Samedi 17 février 2024 à 07h

Autour des cœurs pourpres flottant dans les rues de nos cités se faufilaient de beaux dragons rouge et or. La semaine dernière, nous fêtions le nouvel an lunaire, qui marque le début de l’année du dragon de bois. L’occasion pour notre commissaire-priseur, Aymeric Rouillac, de se pencher sur une paire de lampes à pétrole aux influences orientales que Fabien du Loir et Cher, nous a fait parvenir.
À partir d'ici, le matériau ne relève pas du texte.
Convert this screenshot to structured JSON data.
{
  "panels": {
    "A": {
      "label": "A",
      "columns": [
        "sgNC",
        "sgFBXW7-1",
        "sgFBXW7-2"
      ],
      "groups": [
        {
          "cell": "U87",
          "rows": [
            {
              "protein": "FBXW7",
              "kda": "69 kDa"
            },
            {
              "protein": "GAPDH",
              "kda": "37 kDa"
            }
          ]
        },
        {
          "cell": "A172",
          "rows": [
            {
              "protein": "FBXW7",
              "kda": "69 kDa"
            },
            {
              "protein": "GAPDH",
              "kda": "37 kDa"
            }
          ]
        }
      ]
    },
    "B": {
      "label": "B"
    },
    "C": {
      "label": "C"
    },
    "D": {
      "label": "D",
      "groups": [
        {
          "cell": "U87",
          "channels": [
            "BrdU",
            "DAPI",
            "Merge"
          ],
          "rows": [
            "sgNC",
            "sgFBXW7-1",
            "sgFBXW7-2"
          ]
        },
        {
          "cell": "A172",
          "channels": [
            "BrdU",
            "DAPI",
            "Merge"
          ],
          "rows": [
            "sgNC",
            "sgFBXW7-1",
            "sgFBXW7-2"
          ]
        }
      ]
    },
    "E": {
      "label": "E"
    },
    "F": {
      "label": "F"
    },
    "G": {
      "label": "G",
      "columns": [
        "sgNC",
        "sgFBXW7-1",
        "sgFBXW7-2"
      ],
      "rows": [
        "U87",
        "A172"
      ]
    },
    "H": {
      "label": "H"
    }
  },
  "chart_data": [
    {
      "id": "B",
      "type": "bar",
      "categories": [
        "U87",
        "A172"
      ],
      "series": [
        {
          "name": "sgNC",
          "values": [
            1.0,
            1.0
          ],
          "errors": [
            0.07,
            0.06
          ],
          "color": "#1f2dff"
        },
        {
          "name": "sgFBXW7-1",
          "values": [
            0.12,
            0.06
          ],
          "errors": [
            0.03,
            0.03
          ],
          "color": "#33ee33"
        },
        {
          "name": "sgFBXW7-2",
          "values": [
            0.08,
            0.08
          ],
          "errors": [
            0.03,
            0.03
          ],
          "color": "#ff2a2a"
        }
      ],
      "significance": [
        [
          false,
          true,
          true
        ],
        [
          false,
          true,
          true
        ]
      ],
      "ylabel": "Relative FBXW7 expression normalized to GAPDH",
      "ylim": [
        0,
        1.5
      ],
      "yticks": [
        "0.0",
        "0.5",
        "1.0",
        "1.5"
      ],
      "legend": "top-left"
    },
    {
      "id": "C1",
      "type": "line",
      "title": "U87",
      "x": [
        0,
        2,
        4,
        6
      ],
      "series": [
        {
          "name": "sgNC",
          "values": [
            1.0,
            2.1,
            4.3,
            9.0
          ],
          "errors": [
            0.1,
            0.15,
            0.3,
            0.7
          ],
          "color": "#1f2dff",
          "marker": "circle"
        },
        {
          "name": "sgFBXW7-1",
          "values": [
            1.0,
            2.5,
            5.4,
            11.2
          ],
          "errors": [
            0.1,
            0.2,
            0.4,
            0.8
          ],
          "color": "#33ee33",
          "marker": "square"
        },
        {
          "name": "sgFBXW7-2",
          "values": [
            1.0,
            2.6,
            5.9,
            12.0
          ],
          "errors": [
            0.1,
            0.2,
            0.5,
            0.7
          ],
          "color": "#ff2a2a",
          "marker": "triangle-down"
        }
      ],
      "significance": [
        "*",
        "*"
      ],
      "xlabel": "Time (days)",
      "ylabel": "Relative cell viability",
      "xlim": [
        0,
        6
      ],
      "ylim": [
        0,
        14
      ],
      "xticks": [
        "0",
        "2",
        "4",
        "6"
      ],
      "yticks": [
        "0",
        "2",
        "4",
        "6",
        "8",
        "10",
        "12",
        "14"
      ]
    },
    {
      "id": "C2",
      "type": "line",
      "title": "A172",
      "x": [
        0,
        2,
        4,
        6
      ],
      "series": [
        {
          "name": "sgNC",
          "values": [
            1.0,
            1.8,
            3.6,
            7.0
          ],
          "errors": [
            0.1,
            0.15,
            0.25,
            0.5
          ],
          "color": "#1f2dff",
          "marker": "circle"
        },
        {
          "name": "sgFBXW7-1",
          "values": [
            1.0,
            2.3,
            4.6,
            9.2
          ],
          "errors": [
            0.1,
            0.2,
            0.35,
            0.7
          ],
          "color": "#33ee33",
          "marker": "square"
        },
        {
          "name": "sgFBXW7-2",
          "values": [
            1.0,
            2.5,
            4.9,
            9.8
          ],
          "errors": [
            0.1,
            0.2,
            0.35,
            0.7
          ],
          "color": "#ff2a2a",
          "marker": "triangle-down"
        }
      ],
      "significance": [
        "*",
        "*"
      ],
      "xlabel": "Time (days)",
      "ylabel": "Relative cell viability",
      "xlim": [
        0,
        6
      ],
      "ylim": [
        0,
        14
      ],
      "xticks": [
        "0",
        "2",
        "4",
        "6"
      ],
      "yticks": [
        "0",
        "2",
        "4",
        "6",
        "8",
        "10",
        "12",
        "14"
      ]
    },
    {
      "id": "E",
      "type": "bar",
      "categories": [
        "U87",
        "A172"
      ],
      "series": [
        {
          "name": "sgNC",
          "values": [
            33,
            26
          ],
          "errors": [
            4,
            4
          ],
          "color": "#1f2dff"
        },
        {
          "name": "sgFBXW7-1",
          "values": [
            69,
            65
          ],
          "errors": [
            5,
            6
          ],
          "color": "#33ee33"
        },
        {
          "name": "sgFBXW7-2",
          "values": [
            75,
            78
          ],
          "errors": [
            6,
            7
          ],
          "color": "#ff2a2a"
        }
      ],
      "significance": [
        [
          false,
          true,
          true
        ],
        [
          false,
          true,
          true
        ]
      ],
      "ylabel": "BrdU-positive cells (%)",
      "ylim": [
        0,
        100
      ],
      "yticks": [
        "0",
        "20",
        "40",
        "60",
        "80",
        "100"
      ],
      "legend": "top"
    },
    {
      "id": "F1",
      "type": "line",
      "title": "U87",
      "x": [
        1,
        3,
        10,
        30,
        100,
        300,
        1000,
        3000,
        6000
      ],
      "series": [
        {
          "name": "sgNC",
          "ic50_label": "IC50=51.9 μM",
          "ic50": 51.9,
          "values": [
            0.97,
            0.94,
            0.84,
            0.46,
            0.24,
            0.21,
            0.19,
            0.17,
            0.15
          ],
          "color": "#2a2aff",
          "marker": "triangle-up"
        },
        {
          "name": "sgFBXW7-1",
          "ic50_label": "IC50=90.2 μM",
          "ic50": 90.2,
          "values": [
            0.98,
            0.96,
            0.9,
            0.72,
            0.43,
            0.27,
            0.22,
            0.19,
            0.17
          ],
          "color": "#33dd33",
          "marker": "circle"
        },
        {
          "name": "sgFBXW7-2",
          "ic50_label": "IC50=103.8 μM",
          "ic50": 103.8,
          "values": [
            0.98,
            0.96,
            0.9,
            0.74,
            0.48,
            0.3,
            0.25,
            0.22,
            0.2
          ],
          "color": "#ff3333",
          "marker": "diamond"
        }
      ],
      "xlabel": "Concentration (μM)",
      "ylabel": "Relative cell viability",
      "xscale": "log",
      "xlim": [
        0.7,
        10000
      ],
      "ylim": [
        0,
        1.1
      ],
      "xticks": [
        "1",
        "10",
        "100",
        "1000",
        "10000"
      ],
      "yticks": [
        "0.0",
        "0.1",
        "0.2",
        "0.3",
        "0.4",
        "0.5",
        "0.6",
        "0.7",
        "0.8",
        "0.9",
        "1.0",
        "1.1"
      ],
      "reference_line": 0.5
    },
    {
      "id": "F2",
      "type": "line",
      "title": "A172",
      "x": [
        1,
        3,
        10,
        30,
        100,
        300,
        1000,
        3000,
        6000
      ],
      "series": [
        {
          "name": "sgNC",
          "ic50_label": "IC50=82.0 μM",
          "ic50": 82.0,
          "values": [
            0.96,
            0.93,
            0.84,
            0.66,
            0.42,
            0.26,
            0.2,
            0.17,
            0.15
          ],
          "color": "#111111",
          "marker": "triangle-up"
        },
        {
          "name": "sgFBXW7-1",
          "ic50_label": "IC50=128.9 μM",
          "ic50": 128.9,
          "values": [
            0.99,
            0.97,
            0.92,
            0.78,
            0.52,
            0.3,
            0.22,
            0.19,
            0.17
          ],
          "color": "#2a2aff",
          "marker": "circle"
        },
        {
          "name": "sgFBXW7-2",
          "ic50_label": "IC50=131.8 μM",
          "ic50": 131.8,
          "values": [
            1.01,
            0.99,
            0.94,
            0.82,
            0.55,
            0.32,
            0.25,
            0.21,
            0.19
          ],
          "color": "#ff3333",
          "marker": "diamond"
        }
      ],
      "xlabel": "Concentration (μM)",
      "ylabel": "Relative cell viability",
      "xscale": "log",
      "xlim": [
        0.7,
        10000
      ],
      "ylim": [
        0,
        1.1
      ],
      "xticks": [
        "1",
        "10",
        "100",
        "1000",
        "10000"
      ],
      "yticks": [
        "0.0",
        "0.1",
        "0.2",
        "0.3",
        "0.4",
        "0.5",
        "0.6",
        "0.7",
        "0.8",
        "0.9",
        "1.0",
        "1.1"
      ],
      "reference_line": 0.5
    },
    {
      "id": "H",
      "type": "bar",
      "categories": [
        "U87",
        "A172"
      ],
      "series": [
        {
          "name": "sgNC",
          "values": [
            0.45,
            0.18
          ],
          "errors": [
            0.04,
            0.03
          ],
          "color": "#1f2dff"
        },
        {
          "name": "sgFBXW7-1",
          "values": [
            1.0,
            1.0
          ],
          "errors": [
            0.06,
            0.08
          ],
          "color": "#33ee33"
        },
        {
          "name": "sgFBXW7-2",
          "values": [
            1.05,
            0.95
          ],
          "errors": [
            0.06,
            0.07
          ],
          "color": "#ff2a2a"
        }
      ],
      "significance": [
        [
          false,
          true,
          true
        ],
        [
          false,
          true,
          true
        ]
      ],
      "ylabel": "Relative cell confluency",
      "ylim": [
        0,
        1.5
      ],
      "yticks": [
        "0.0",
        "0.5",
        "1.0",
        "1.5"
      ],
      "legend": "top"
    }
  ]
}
Si notre calendrier grégorien s’appuie sur la vision chrétienne du découpage de l’année en jours, semaine et mois, le calendrier chinois, qui débute chaque année entre les 21 janvier et 19 février, s’appuie sur le cycle luni-solaire, c’est-à-dire le mouvement de ces deux astres. Le calendrier est découpé de sorte que le premier jour de chaque mois coïncide avec la nouvelle lune. Mis en place dès le XVIe siècle sous la dynastie Qing, ce calendrier permet à l’Empereur, le « fils du ciel » sur terre, de gouverner l’Etat en accord avec les astres. Dans le monde asiatique, la nouvelle année permet de rendre hommage aux ancêtres, de célébrer l’un des douze animaux apparus au Bouddha avant sa mort, comme le dragon cette année, et de le placer sous l’un des cinq éléments : le bois, le feu, l’eau, la terre et le métal.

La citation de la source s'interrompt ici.